Disturbed by such extreme difference, Jo went walking about to look for the lord and lady. She quickly found Amy in the sitting room that watched the gardens and she approached quietly, expecting her sister to erupt into a fit of rage after such silence. Little Amy would have, and Jo knew it would've been in great reason if she'd known about Laurie's change of heart. And her own.

"Amy," she greeted softly. The golden head lifted to give a small, pitiful smile and Jo wondered if she'd been sulking.

"Oh, hello Jo dear," her voice seemed smaller somehow and her breath heavier. "I expect you've come to help." Amy rubbed her swollen belly and Jo nodded, the baby was due soon and she remembered how uncomfortable Meg had been. "Oh, good, good." She seemed distracted, craning her white neck slightly to see over Jo's shoulder and out the window.

"Amy, are you well?" Jo asked worriedly, "you don't seem like yourself. Is it the baby? Where's Laurie?" Jo had risen in her increasing panic but Amy waved her questions off. Then she pointed at the window and Jo turned to see what had her so unfocused.

"He's been doing that all afternoon." Jo saw Laurie out on the lawns, running! She looked back at her sister incredulous, "I don't understand." Amy huffed and leaned back in her seat, shutting her eyes, "He's running Jo. Men aren't supposed to run, boys are! And I can't get him back inside."

Jo watched Amy for a moment before coming to a decision. "I'll do it." She moved over to help her sister up and out of her chair, determining that her sister's state had impaired both movement and mind for a time. "I'll give him a good talking to and then you'll get some peace of mind." Jo thought on her words, wondering just how much talking she would be able to do once Laurie knew she was here.

Amy however was so swallowed with her mood she just shrugged to Jo and took a servant's arm, "You know, Jo? I don't care what he does anymore, or what fancy he's struck up in his mind. Let him do what he wants! I'm tired and I'm going to bed." Jo definitely caught the sulk in her voice that time.

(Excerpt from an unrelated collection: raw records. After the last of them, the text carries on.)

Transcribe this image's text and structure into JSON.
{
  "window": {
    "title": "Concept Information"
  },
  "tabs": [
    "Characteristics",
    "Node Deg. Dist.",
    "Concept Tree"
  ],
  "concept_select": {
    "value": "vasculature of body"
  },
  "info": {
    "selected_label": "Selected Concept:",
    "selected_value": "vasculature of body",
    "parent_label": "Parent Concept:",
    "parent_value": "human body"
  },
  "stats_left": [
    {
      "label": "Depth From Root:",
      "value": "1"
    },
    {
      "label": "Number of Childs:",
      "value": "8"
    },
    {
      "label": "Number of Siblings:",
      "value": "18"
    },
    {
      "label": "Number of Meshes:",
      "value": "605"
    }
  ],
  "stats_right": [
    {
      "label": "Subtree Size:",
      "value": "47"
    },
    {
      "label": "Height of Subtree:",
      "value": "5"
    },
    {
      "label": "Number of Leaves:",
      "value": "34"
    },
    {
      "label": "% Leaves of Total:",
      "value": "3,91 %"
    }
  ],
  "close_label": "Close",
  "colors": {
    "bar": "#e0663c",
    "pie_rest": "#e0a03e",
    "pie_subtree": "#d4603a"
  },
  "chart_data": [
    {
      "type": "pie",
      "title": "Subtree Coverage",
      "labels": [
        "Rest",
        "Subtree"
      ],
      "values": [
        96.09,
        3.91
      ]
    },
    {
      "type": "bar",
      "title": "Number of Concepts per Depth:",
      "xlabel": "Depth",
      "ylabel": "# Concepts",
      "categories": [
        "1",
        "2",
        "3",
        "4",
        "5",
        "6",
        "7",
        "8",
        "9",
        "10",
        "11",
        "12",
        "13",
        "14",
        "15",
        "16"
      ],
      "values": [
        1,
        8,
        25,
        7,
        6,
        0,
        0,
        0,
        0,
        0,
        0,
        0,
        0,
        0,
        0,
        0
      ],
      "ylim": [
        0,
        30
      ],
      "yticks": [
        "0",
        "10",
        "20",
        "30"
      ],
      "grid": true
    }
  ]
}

Jo turned Amy's words over in her head. I don't care what he does anymore. It was too easy to cling to the hope she'd sparked saying that and as she got closer and closer to Laurie she believed them mostly true. Jo's reason would've stopped her thinking it anymore than a tired Amy talking during a mood but reason had left so long ago. It was true, Amy didn't care!

"Laurie," she called out to the man who was thudding across the grass, coat and vest long gone. Jo's heart had almost stopped when Laurie's face broke into a grin at her appearance and her mind finally agreed – it was Amy's loss. "Amy doesn't care," she said ambiguously before taking hold of his head and kissing him hard. Stunned, Laurie forgot to respond until his body kicked in.

"Why good afternoon Jo!" he said despite the darkening sky. Laurie matched her soft smile, confused but extremely pleased by her actions before he kissed her again. She ran her hands through his hair, imagining just for a moment that she wasn't Mrs. Bhaer and Amy wasn't sleeping in the house not so far away.

But she was Jo and he was Laurie. And she loved him very much.